MOSCOW (MRC) -- McKinsey Energy Insights (MEI), the data and analytics specialist that provides distinctive insight and support to the global energy industry, forecasts that until 2020, global refining will move towards lower utilization and margins as capacity growth exceeds demand, said Hydrocarbonprocessing.

Post-2020 market conditions are expected to improve with higher demand for distillates due to marine pollution (MARPOL) regulations.
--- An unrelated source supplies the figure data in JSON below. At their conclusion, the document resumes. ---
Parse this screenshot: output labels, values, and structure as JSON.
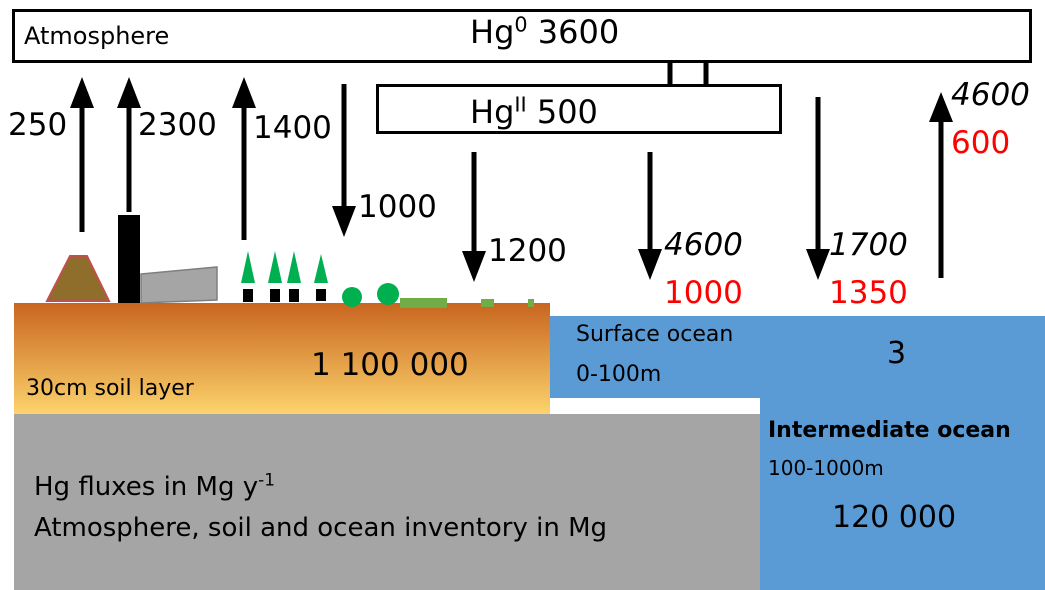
{
  "colors": {
    "soil_top": "#c8651f",
    "soil_bottom": "#fcd36c",
    "ocean": "#5b9bd5",
    "bedrock": "#a5a5a5",
    "tree": "#00b050",
    "grass": "#70ad47",
    "volcano": "#8f6d2a",
    "factory": "#a5a5a5",
    "arrow": "#000000",
    "highlight": "#ff0000"
  },
  "atmosphere": {
    "label": "Atmosphere",
    "hg0_label": "Hg",
    "hg0_sup": "0",
    "hg0_value": "3600",
    "hgII_label": "Hg",
    "hgII_sup": "II",
    "hgII_value": "500"
  },
  "land_fluxes": {
    "volcano_up": "250",
    "anthropogenic_up": "2300",
    "vegetation_up": "1400",
    "deposition_hg0": "1000",
    "deposition_hgII": "1200"
  },
  "ocean_fluxes": {
    "deposition_hgII_black": "4600",
    "deposition_hgII_red": "1000",
    "deposition_hg0_black": "1700",
    "deposition_hg0_red": "1350",
    "evasion_black": "4600",
    "evasion_red": "600"
  },
  "soil": {
    "label": "30cm soil layer",
    "inventory": "1 100 000"
  },
  "surface_ocean": {
    "name": "Surface ocean",
    "depth": "0-100m",
    "inventory": "3"
  },
  "intermediate_ocean": {
    "name": "Intermediate ocean",
    "depth": "100-1000m",
    "inventory": "120 000"
  },
  "legend": {
    "flux_units_prefix": "Hg fluxes in Mg y",
    "flux_units_sup": "-1",
    "inventory_units": "Atmosphere, soil and ocean inventory in Mg"
  }
}
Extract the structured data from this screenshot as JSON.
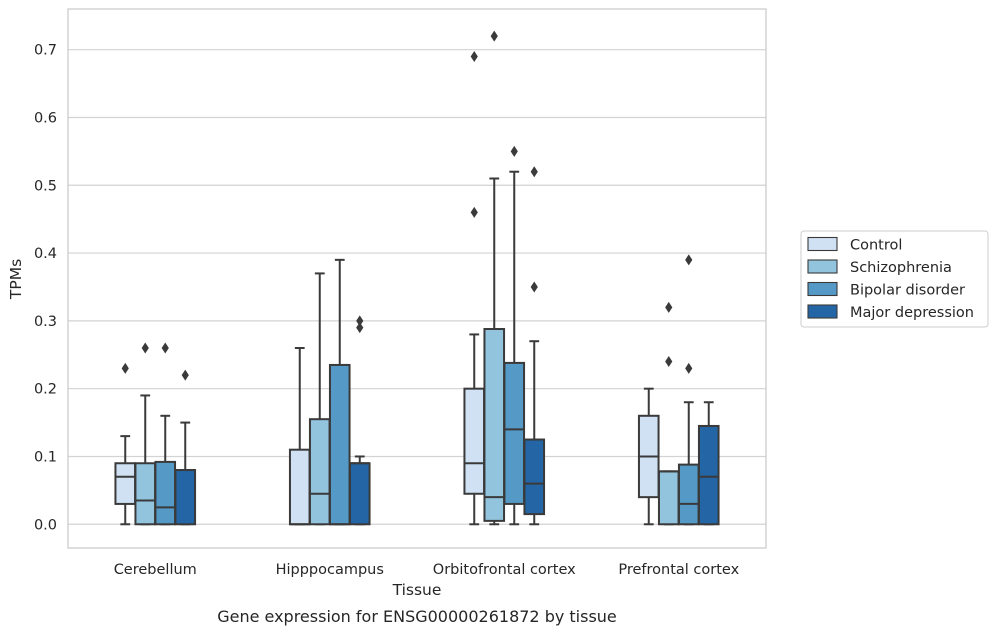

MEI’s latest Global Downstream Outlook states that the last two years have seen major shifts as a result of falling crude price, a subsequent rise in global product demand and the fuel/oil balance. This, combined with recent events such as the diesel vehicle emissions scandal and the International Maritime Organization’s cap on sulfur in bunker fuel by 2020, the report says, has led to an uncertain outlook for the global refining market.

MEI modeled a high and low growth demand case, with the high case in line with the latest industry consensus. In the high case, MEI sees light product demand growing at 1.2% annually through to 2020. Asia also will remain the leading consumer of light products and it is predicted that diesel will provide the biggest demand growth post-2020. However, this is dependent on vehicle improvements, fuel substitutions and diesel emission regulations.

The outlook also highlights that North American crude markets are likely to remain tight until 2020, when a resurgence of unconventional crude supply could push the market back to export net-back pricing conditions.

The research is based on results from McKinsey’s Global Downstream Model, a macro-based global supply and demand balances and flows tool and OilDesk, a scenarios-based price-forecasting tool.